TEMPE -- The Dia De Los Niños/ Dia De Los Libros celebration of arts and literature Monday brought hundreds of Arizona students to the ASU campus in Tempe.
Students got to meet several authors and were inspired by them to learn how to express themselves. Performers, authors and poets were here to help students develop their own work, and the goal was to empower them.
"I got to meet a lot of new authors, and I got to hear some stories on what it's like to be an author," said Joey Bowman, a student at ASU Prep.
"It teaches people a lot about new authors and the other different cultures,” said Noelle Whipple, a student at ASU Prep.
Myrlin Hepworth is a poet and often raps his poetry. He mentors kids and said it's important to instill the power of words at a young age."My hope is that they use their voices," he said.
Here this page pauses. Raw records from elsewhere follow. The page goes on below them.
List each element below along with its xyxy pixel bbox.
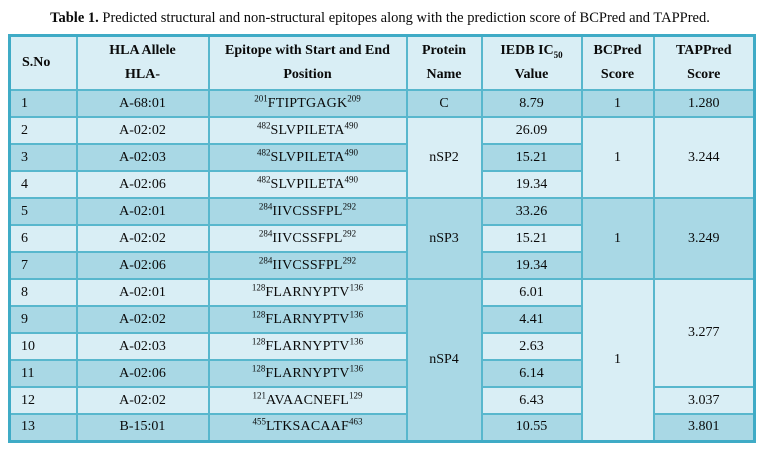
cell-iedb-value: 2.63	[480, 332, 583, 361]
cell-epitope: 128FLARNYPTV136	[207, 305, 408, 334]
cell-iedb-value: 6.01	[480, 278, 583, 307]
cell-protein-name-nsp2: nSP2	[405, 116, 483, 199]
cell-sno: 7	[8, 251, 78, 280]
table-caption-text: Predicted structural and non-structural …	[98, 10, 710, 26]
cell-epitope: 482SLVPILETA490	[207, 143, 408, 172]
table-row: 11 A-02:06 128FLARNYPTV136 6.14	[8, 359, 755, 388]
table-row: 13 B-15:01 455LTKSACAAF463 10.55 3.801	[8, 413, 756, 442]
cell-tappred-score-nsp4: 3.277	[652, 278, 756, 388]
cell-iedb-value: 6.43	[480, 386, 583, 415]
header-bcpred-score: BCPred Score	[580, 34, 655, 91]
cell-tappred-score-nsp3: 3.249	[652, 197, 756, 280]
table-row: 2 A-02:02 482SLVPILETA490 nSP2 26.09 1 3…	[8, 116, 756, 199]
cell-bcpred-score-nsp2: 1	[580, 116, 655, 199]
cell-epitope: 128FLARNYPTV136	[207, 278, 408, 307]
cell-tappred-score: 3.037	[652, 386, 756, 415]
cell-iedb-value: 10.55	[480, 413, 583, 442]
cell-sno: 11	[8, 359, 78, 388]
cell-sno: 4	[8, 170, 78, 199]
table-caption: Table 1. Predicted structural and non-st…	[10, 9, 750, 27]
cell-epitope: 121AVAACNEFL129	[207, 386, 408, 415]
cell-iedb-value: 19.34	[480, 251, 583, 280]
cell-iedb-value: 8.79	[480, 89, 583, 118]
cell-sno: 13	[8, 413, 78, 442]
cell-hla-allele: A-02:06	[75, 170, 210, 199]
cell-hla-allele: A-02:01	[75, 278, 210, 307]
table-row: 8 A-02:01 128FLARNYPTV136 nSP4 6.01 1 3.…	[8, 278, 756, 442]
cell-iedb-value: 15.21	[480, 143, 583, 172]
cell-sno: 12	[8, 386, 78, 415]
header-iedb-ic50: IEDB IC50 Value	[480, 34, 583, 91]
table-row: 4 A-02:06 482SLVPILETA490 19.34	[8, 170, 755, 199]
table-caption-label: Table 1.	[50, 10, 99, 26]
cell-hla-allele: A-68:01	[75, 89, 210, 118]
header-epitope: Epitope with Start and End Position	[207, 34, 408, 91]
cell-sno: 8	[8, 278, 78, 307]
cell-sno: 3	[8, 143, 78, 172]
header-hla-allele: HLA Allele HLA-	[75, 34, 210, 91]
cell-epitope: 284IIVCSSFPL292	[207, 224, 408, 253]
cell-iedb-value: 26.09	[480, 116, 583, 145]
cell-hla-allele: A-02:06	[75, 251, 210, 280]
table-row: 3 A-02:03 482SLVPILETA490 15.21	[8, 143, 755, 172]
table-row: 10 A-02:03 128FLARNYPTV136 2.63	[8, 332, 755, 361]
header-protein-name: Protein Name	[405, 34, 483, 91]
cell-epitope: 482SLVPILETA490	[207, 116, 408, 145]
cell-epitope: 284IIVCSSFPL292	[207, 251, 408, 280]
header-tappred-score: TAPPred Score	[652, 34, 756, 91]
cell-iedb-value: 19.34	[480, 170, 583, 199]
cell-hla-allele: A-02:02	[75, 224, 210, 253]
cell-sno: 9	[8, 305, 78, 334]
cell-epitope: 455LTKSACAAF463	[207, 413, 408, 442]
table-row: 5 A-02:01 284IIVCSSFPL292 nSP3 33.26 1 3…	[8, 197, 756, 280]
cell-tappred-score-nsp2: 3.244	[652, 116, 756, 199]
table-row: 6 A-02:02 284IIVCSSFPL292 15.21	[8, 224, 755, 253]
cell-bcpred-score-nsp3: 1	[580, 197, 655, 280]
cell-iedb-value: 4.41	[480, 305, 583, 334]
table-row: 9 A-02:02 128FLARNYPTV136 4.41	[8, 305, 755, 334]
epitope-prediction-table: S.No HLA Allele HLA- Epitope with Start a…	[8, 34, 756, 443]
cell-epitope: 284IIVCSSFPL292	[207, 197, 408, 226]
cell-protein-name-nsp3: nSP3	[405, 197, 483, 280]
cell-epitope: 128FLARNYPTV136	[207, 332, 408, 361]
cell-sno: 10	[8, 332, 78, 361]
cell-tappred-score: 1.280	[652, 89, 756, 118]
cell-sno: 6	[8, 224, 78, 253]
cell-hla-allele: A-02:03	[75, 143, 210, 172]
cell-sno: 2	[8, 116, 78, 145]
cell-hla-allele: A-02:02	[75, 116, 210, 145]
table-row: 12 A-02:02 121AVAACNEFL129 6.43 3.037	[8, 386, 756, 415]
cell-hla-allele: B-15:01	[75, 413, 210, 442]
cell-hla-allele: A-02:03	[75, 332, 210, 361]
cell-sno: 1	[8, 89, 78, 118]
table-row: 7 A-02:06 284IIVCSSFPL292 19.34	[8, 251, 755, 280]
cell-iedb-value: 15.21	[480, 224, 583, 253]
table-header-row: S.No HLA Allele HLA- Epitope with Start a…	[8, 34, 756, 91]
cell-protein-name: C	[405, 89, 483, 118]
cell-bcpred-score-nsp4: 1	[580, 278, 655, 442]
cell-protein-name-nsp4: nSP4	[405, 278, 483, 442]
cell-epitope: 482SLVPILETA490	[207, 170, 408, 199]
cell-epitope: 201FTIPTGAGK209	[207, 89, 408, 118]
header-sno: S.No	[8, 34, 78, 91]
cell-hla-allele: A-02:06	[75, 359, 210, 388]
cell-tappred-score: 3.801	[652, 413, 756, 442]
cell-sno: 5	[8, 197, 78, 226]
cell-hla-allele: A-02:01	[75, 197, 210, 226]
cell-bcpred-score: 1	[580, 89, 655, 118]
table-row: 1 A-68:01 201FTIPTGAGK209 C 8.79 1 1.280	[8, 89, 756, 118]
cell-iedb-value: 6.14	[480, 359, 583, 388]
cell-epitope: 128FLARNYPTV136	[207, 359, 408, 388]
cell-hla-allele: A-02:02	[75, 305, 210, 334]
cell-iedb-value: 33.26	[480, 197, 583, 226]
cell-hla-allele: A-02:02	[75, 386, 210, 415]
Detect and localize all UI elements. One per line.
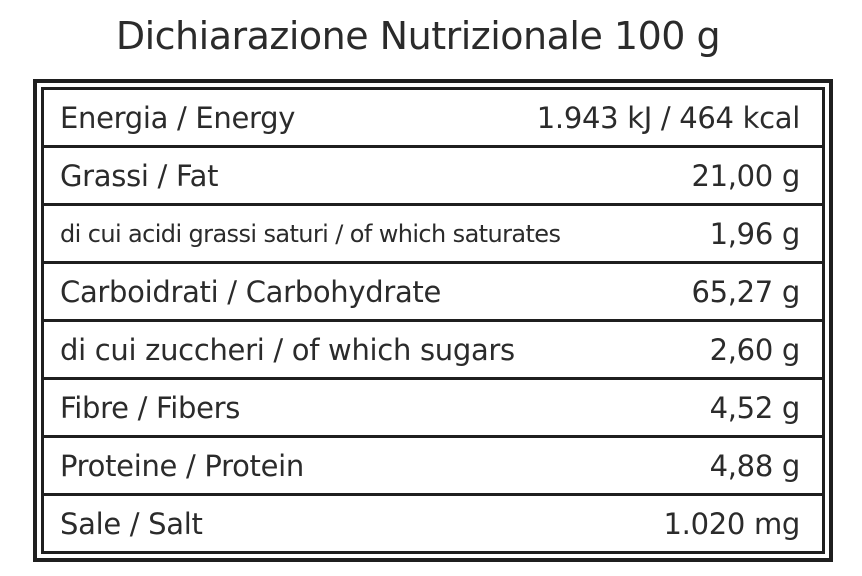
row-label: Carboidrati / Carbohydrate [60, 274, 442, 309]
row-label: di cui acidi grassi saturi / of which sa… [60, 219, 561, 248]
row-fat: Grassi / Fat 21,00 g [44, 148, 822, 206]
nutrition-table-body: Energia / Energy 1.943 kJ / 464 kcal Gra… [41, 87, 825, 554]
page-title: Dichiarazione Nutrizionale 100 g [115, 14, 721, 58]
row-value: 21,00 g [691, 158, 800, 193]
row-label: Grassi / Fat [60, 158, 219, 193]
row-saturates: di cui acidi grassi saturi / of which sa… [44, 206, 822, 264]
row-label: di cui zuccheri / of which sugars [60, 332, 515, 367]
row-energy: Energia / Energy 1.943 kJ / 464 kcal [44, 90, 822, 148]
row-value: 1,96 g [709, 216, 801, 251]
row-value: 65,27 g [691, 274, 800, 309]
row-fibers: Fibre / Fibers 4,52 g [44, 380, 822, 438]
row-value: 4,52 g [709, 390, 801, 425]
row-value: 1.943 kJ / 464 kcal [536, 100, 801, 135]
row-value: 4,88 g [709, 448, 801, 483]
row-salt: Sale / Salt 1.020 mg [44, 496, 822, 551]
row-value: 2,60 g [709, 332, 801, 367]
row-value: 1.020 mg [663, 506, 801, 541]
row-label: Proteine / Protein [60, 448, 304, 483]
row-protein: Proteine / Protein 4,88 g [44, 438, 822, 496]
row-label: Energia / Energy [60, 100, 296, 135]
row-label: Sale / Salt [60, 506, 203, 541]
row-label: Fibre / Fibers [60, 390, 241, 425]
row-sugars: di cui zuccheri / of which sugars 2,60 g [44, 322, 822, 380]
nutrition-table: Energia / Energy 1.943 kJ / 464 kcal Gra… [33, 79, 833, 562]
row-carbohydrate: Carboidrati / Carbohydrate 65,27 g [44, 264, 822, 322]
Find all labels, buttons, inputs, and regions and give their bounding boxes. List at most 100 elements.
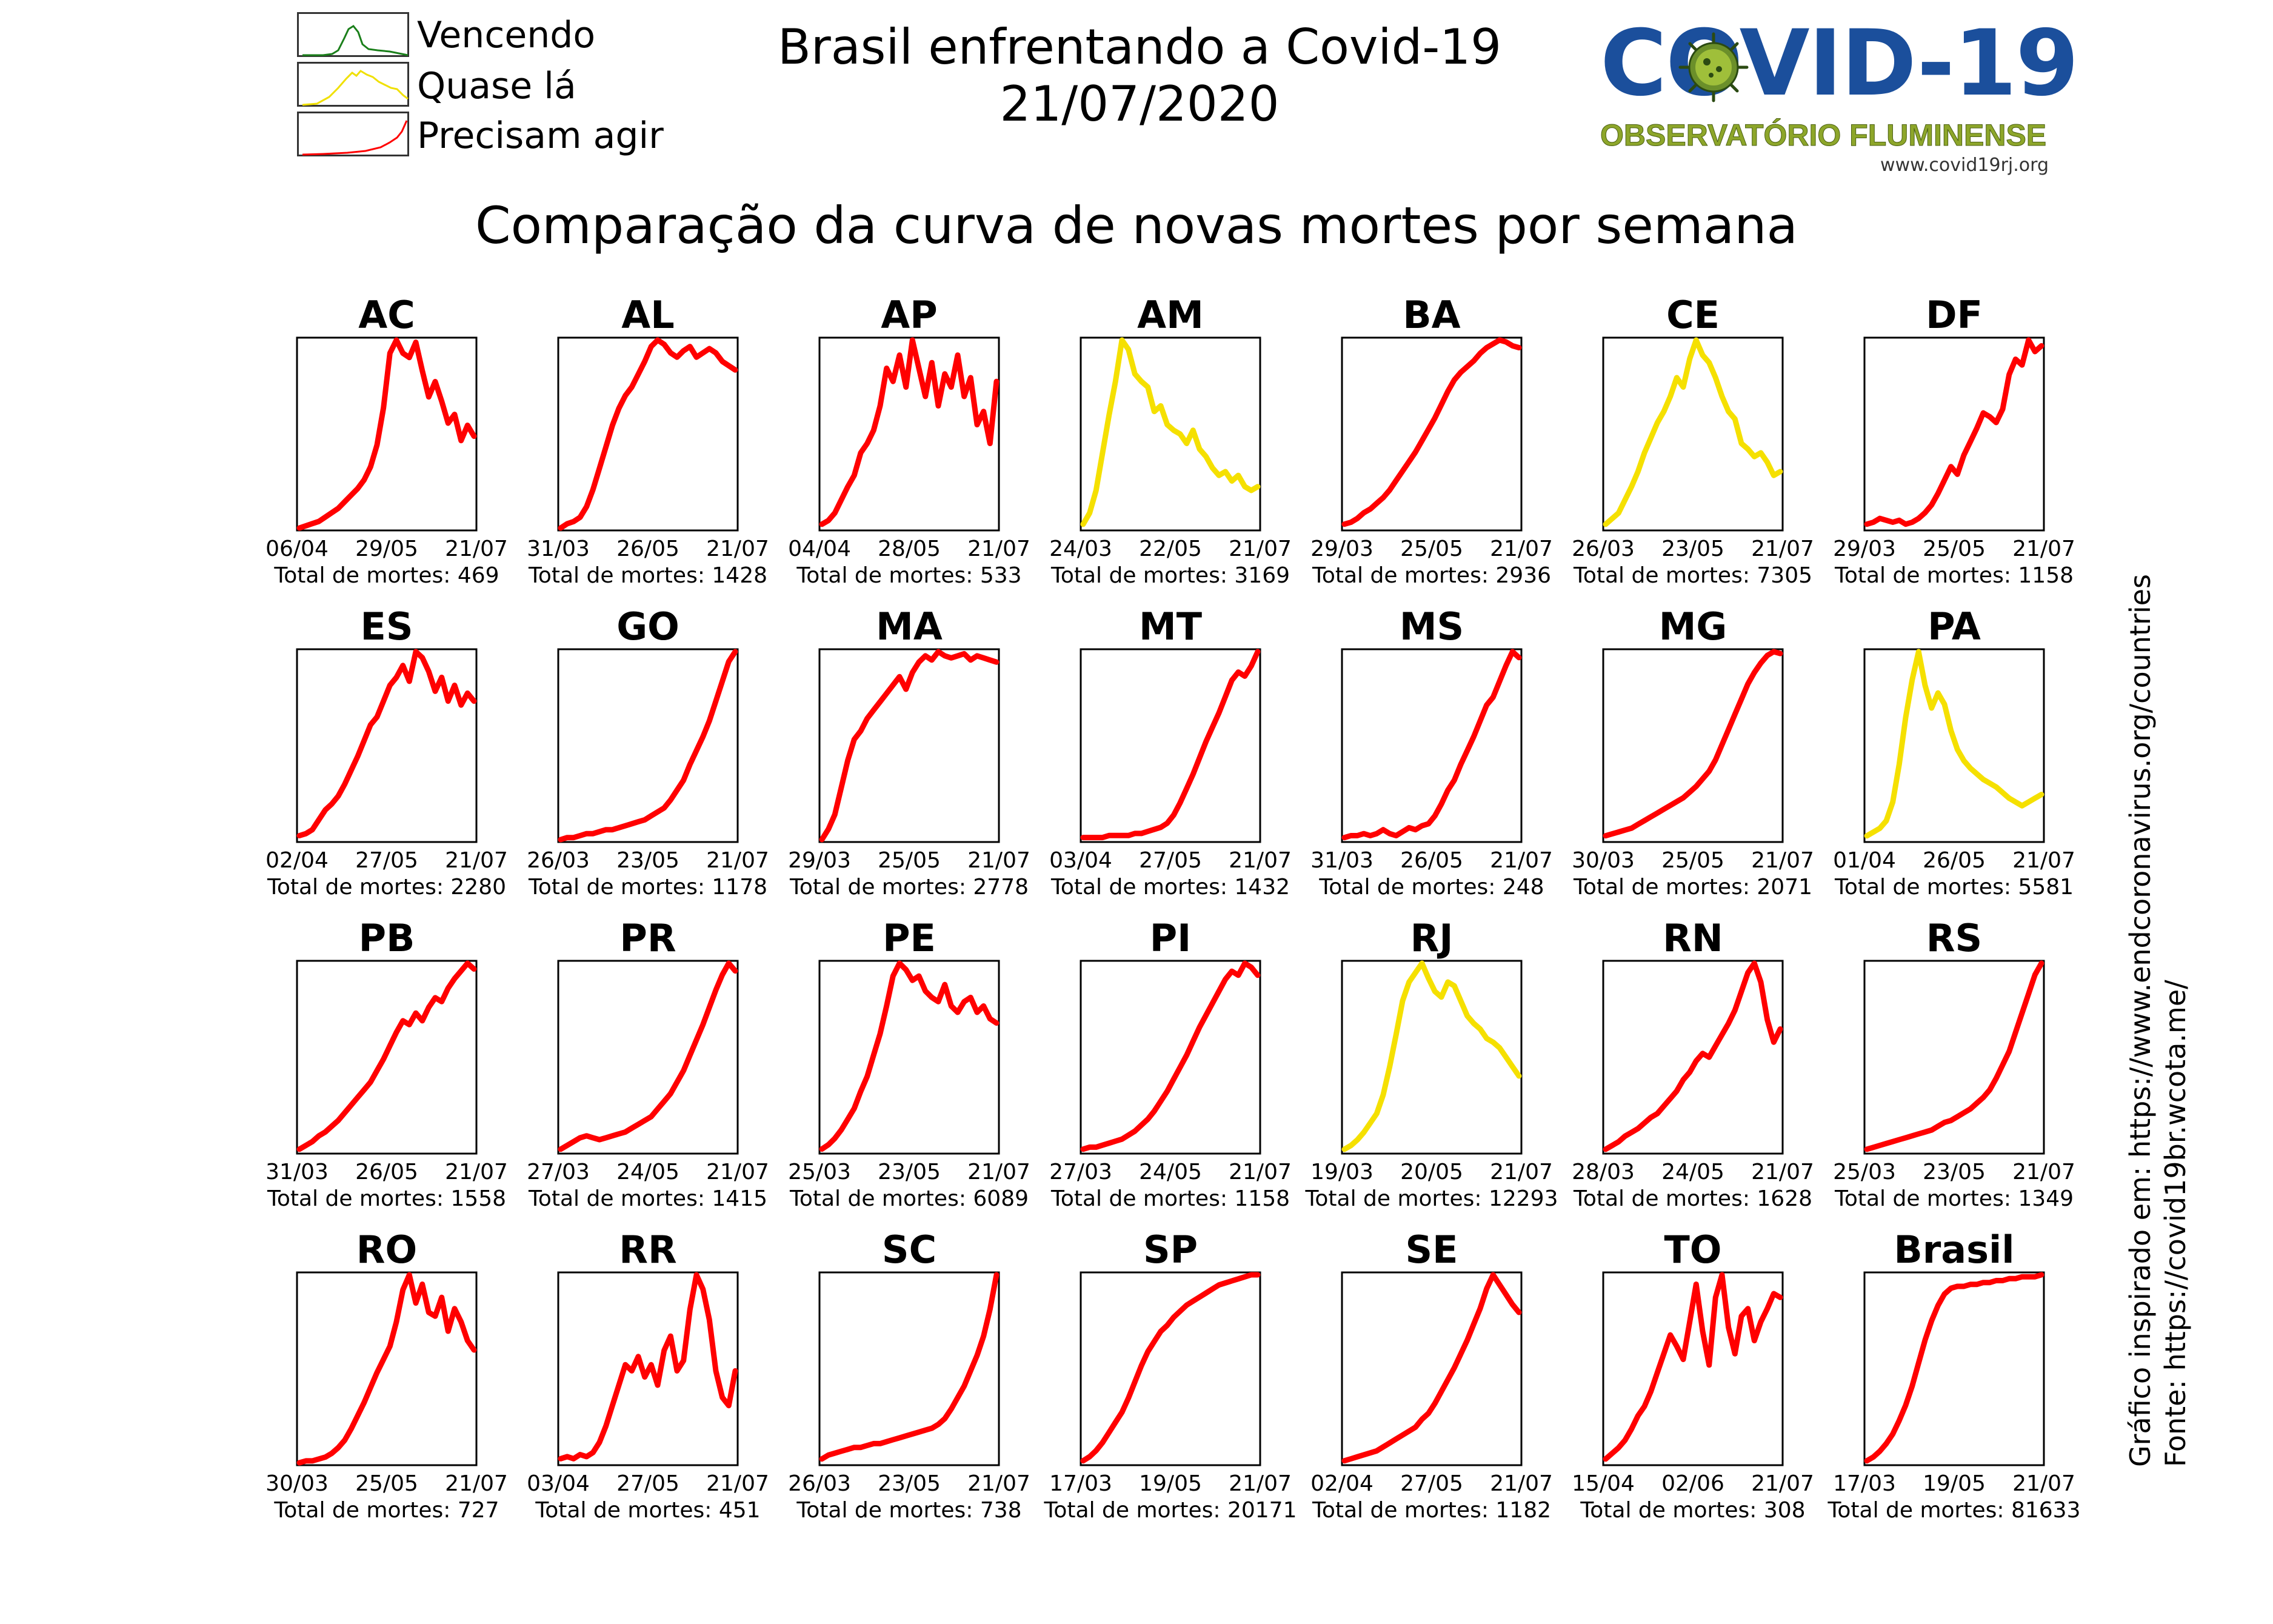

He encourages both written and spoken words.
Hepworth said he hopes kids learn public speaking by reading their work out loud, and then take that skill to the workforce.
"They'll break it down in the boardroom, on a job interview, in the classroom, in the courtroom, wherever they need to be," he said.
Most importantly, he said, they should find a way to channel their energy in a positive way.
For one teen it was therapeutic to recite her poem. She brought other students to tears when she shared something very close to her heart for the very first time in Hepworth’s workshop.
"I don't like to share because I don't want them to see me as breakable," said Sarah Lujan, an Agua Fria High School student.
But Lujan realized she's not alone that life happens to everyone, so for the first time, she shared her pain.
"The machines in the hospital room keeps hope. I'm tired of hurting. The smile on her face creates the light inside of me. I'm tired of living only if it means she cannot be here with me,” said Lujan as she recited her poem.
Lujan recently found out her mom has stage four breast cancer.
"It's been hard on me, and it's been hard on just living right now," she said.
Lujan said she's been keeping busy using dancing as an outlet. "She's going through chemo and just taking it one day at a time," she said.
But she just learned she can let it out in another form of art. "I’m ready to start healing. Every strand of hair will grow again," she said as she recited her poem.
It's exactly what Hepworth hopes students learn.
"It was good to let it out," said Lujan. "After I read it, it actually opened up my mind to actually talking about it more."
Lujan said she hopes to do more writing to express those emotions she's been feeling lately.